Brown praises SARTA for being busing pioneer

Brown said SARTA has gone further than any other Ohio transit system toward zero-emission vehicles. And he said federal funding from the infrastructure bill would help transit systems around Ohio and the country make that transition from fossil fuel-burning diesel.

Conrad said if SARTA gets an estimated $32 million over five years from the infrastructure bill, SARTA would expand its fleet of hydrogen buses from its current 19. They currently cost about $900,000 each but their deliveries are being delayed as much as two years due to supply chain shortages. The funding would also be spent on upgrading the hydrogen filling stations so it could pump hydrogen at a pressure suitable for smaller vehicles like SARTA staff vehicles, Conrad said.

Fates of bills unclear

The U.S. House is expected to hold a vote on the infrastructure bill late this month. But progressive congressmen are threatening to withhold approval for the infrastructure bill unless Congress also approves a $3.5 trillion reconciliation bill that also funds many of their priorities. It’s partially funded by hiking taxes on corporations and people earning more than $400,000 a year, that includes paid sick leave from work, expanding Medicare to cover hearing, dental and vision treatment and free pre-kindergarten as well as addressing climate change.

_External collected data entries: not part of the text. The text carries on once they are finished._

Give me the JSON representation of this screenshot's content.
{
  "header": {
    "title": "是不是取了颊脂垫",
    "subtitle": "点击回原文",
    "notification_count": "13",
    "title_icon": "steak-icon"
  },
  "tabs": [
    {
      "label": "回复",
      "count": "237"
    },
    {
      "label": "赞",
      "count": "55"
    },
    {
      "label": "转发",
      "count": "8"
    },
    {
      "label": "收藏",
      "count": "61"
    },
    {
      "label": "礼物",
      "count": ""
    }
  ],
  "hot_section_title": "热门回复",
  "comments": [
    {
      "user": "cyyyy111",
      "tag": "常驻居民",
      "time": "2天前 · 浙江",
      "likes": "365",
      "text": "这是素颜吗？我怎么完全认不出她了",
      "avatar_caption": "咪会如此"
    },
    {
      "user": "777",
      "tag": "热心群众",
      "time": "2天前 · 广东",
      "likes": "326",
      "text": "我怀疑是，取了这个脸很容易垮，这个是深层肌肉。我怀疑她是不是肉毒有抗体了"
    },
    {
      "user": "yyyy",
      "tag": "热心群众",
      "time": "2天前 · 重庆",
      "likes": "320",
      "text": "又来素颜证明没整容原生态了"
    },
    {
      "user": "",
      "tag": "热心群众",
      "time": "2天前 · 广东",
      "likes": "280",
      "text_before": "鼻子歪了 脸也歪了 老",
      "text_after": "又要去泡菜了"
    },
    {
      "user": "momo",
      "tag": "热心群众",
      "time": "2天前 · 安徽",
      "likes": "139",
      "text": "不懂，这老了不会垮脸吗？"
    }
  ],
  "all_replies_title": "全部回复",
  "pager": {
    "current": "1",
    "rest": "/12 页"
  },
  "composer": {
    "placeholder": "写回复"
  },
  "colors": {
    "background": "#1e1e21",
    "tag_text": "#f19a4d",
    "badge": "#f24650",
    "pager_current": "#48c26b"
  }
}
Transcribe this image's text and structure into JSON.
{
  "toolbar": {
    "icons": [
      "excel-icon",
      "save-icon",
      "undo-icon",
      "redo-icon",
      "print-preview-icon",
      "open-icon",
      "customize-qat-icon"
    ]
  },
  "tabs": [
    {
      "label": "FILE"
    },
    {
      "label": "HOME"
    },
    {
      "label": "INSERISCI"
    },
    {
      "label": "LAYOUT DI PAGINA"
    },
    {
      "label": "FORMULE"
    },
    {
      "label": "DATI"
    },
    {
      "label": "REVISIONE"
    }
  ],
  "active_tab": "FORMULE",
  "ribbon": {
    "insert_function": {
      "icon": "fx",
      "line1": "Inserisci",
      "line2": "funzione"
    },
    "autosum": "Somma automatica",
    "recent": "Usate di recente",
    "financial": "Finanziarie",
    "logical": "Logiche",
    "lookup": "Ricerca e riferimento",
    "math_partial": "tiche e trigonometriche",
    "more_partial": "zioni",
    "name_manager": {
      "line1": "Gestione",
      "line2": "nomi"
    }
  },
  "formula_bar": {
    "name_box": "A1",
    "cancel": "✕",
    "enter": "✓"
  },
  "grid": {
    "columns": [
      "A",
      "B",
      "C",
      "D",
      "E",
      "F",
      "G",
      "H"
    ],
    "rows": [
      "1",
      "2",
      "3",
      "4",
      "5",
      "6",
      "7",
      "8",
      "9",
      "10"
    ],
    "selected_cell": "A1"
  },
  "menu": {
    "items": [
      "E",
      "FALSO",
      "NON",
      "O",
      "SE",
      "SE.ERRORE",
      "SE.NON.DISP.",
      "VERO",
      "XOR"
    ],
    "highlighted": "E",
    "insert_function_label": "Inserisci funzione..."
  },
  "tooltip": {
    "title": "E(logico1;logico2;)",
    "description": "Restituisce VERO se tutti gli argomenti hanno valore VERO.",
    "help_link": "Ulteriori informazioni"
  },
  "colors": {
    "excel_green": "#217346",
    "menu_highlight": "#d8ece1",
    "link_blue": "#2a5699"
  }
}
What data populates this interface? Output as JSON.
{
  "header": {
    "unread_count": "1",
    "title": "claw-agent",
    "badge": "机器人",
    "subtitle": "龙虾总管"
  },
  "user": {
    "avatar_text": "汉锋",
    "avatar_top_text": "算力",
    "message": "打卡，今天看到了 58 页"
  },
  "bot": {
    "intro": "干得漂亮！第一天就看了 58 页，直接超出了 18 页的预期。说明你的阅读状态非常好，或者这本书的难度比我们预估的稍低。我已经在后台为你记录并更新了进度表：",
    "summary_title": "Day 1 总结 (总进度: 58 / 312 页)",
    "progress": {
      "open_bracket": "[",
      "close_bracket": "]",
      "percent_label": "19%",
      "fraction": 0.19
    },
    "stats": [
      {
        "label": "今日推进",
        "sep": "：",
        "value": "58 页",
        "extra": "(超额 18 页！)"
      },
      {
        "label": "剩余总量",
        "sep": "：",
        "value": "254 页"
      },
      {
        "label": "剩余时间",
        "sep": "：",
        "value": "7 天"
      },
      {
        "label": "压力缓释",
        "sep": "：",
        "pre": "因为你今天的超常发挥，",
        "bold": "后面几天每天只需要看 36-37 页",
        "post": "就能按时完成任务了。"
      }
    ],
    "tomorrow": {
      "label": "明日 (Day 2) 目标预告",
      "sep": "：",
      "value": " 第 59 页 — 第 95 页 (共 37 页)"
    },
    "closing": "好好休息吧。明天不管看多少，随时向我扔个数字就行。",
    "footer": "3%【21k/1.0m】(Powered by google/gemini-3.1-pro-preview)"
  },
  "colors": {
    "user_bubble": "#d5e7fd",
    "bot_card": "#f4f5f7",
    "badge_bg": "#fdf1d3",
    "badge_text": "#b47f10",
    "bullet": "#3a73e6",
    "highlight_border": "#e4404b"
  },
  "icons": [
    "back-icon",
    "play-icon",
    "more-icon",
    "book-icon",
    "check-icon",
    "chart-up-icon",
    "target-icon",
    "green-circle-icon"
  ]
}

Brown said he wants the reconciliation bill to fund the development of full-service transit stops in urban areas in Ohio. But that’s “not clear yet.”

However, U.S. Sen. Joe Manchin, Democrat of West Virginia, in an op-ed has called for Democrats to pause on passing the bill. He has expressed concerns about the cost.

Brown said Tuesday that “senators say all kinds of things and I’m not responsible for anyone’s comments but my own.”

Brown said he had not spoken with Manchin since he published the op-ed. But they represent rural areas in their states that are similar in demographics.

“I am enthusiastic for both of these bills, so I guess we have that less in common,” Brown said, adding that there was a chance neither bill would pass “but I’m confident it will.”

As far as funding from the infrastructure bill for the extension of the U.S. 30 expressway, Brown said, it would be up to state transportation officials and local county engineers whether to allocate money from a fund in the infrastructure bill set up to pay for rehabilitating bridges.